#YesAllWomen, #SurvivorPrivilege, #TheEmptyChair, #WhyIStayed, #MeToo—each of these hashtags highlights women’s experiences with interpersonal and institutionally enabled violence, and each was precipitated by high-profile events involving male perpetrators.
Gendered violence has been framed as an individual problem in public discourse in a multitude of ways. From questions about women’s dress and behavior to laws that eschew the possibility that wives can be raped by their husbands, U.S. culture is rife with narratives that blame victims and normalize violence against them. On social media, victim blaming can intensify. But the #YesAllWomen network and those that followed it are part of what has come to be known as “Feminist Twitter,” where misogyny is challenged online in the tradition of the early feminist press.

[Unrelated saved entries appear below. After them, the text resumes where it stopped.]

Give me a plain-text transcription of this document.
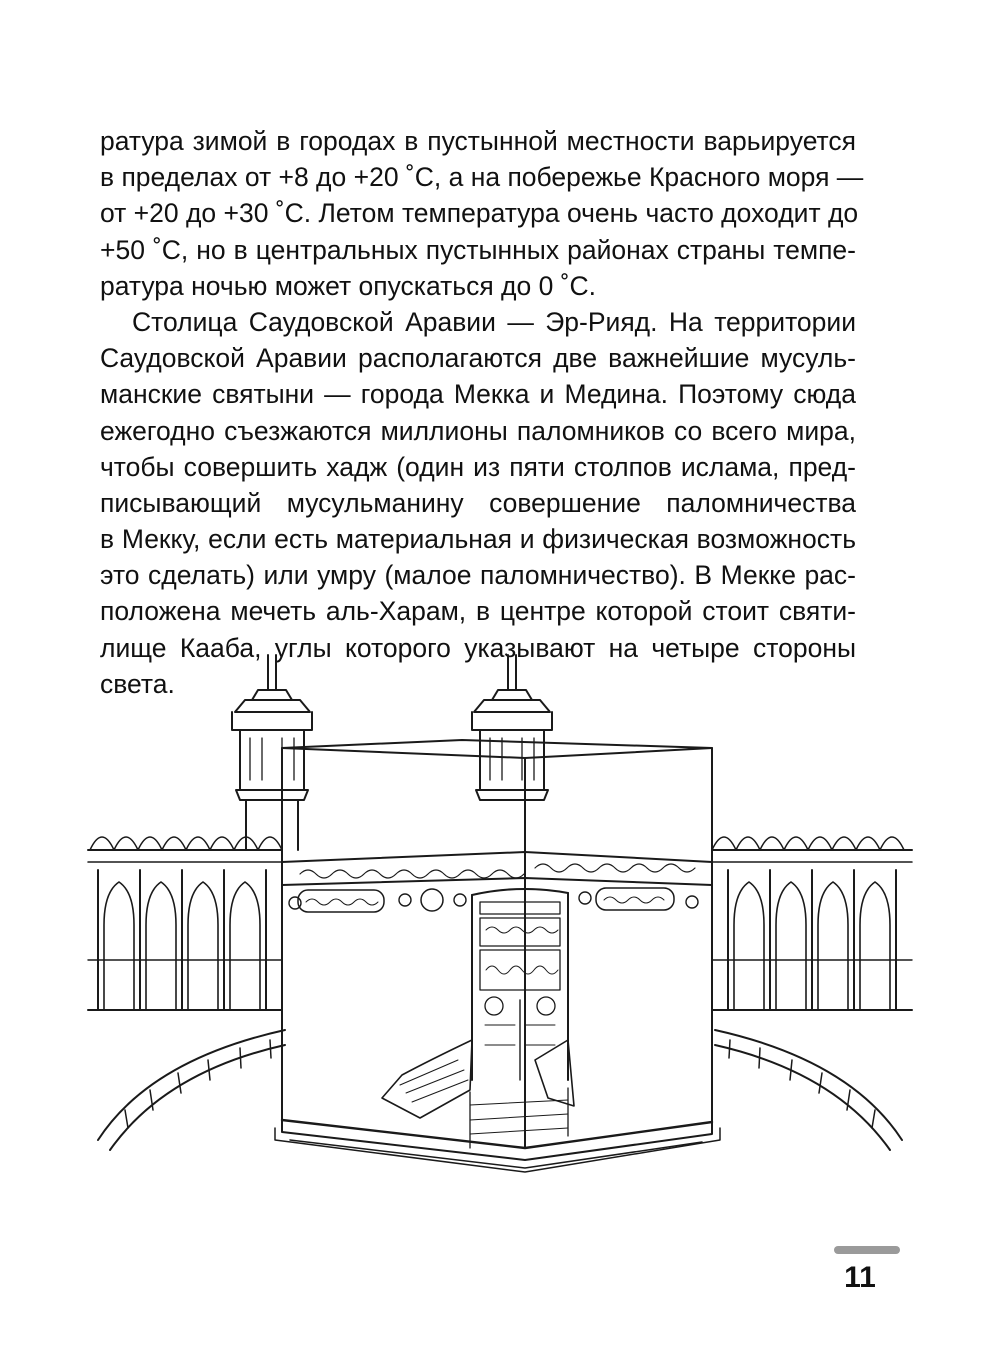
ратура зимой в городах в пустынной местности варьируется
в пределах от +8 до +20 ˚С, а на побережье Красного моря —
от +20 до +30 ˚С. Летом температура очень часто доходит до
+50 ˚С, но в центральных пустынных районах страны темпе-
ратура ночью может опускаться до 0 ˚С.
Столица Саудовской Аравии — Эр-Рияд. На территории
Саудовской Аравии располагаются две важнейшие мусуль-
манские святыни — города Мекка и Медина. Поэтому сюда
ежегодно съезжаются миллионы паломников со всего мира,
чтобы совершить хадж (один из пяти столпов ислама, пред-
писывающий мусульманину совершение паломничества
в Мекку, если есть материальная и физическая возможность
это сделать) или умру (малое паломничество). В Мекке рас-
положена мечеть аль-Харам, в центре которой стоит святи-
лище Кааба, углы которого указывают на четыре стороны
света.
11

Ultimately, these hashtags are embodiments of the feminist demand that “the personal is political,” and illustrate how storytelling on Twitter raises consciousness, creates solidarity, promulgates new cultural narratives, and articulates demands for change. What has become known as the “#MeToo moment” was not so much a moment but a loud chorus of voices that had for years been using Twitter and other social networks to tell the stories about women’s experiences with violence that were not and had not been told in mainstream media, by politicians, or by most journalists. In these networks, unlike in most other public spaces, women told their own stories, women were believed, male allies helped elevate women’s voices, and women—experts in their own lives—added nuance to the all too often oversimplified and inaccurately reported systemic issues of gender, violence and victimhood.
Each hashtag, from #YesAllWomen to #MeToo, did different work as part of a larger movement, creating cultural interventions in response to particular news stories and events that reached the public sphere. These hashtags provided a source of discursive and collective energy that catalyzed both online and offline movement work, leading to powerful cultural repercussions—and, yes, change.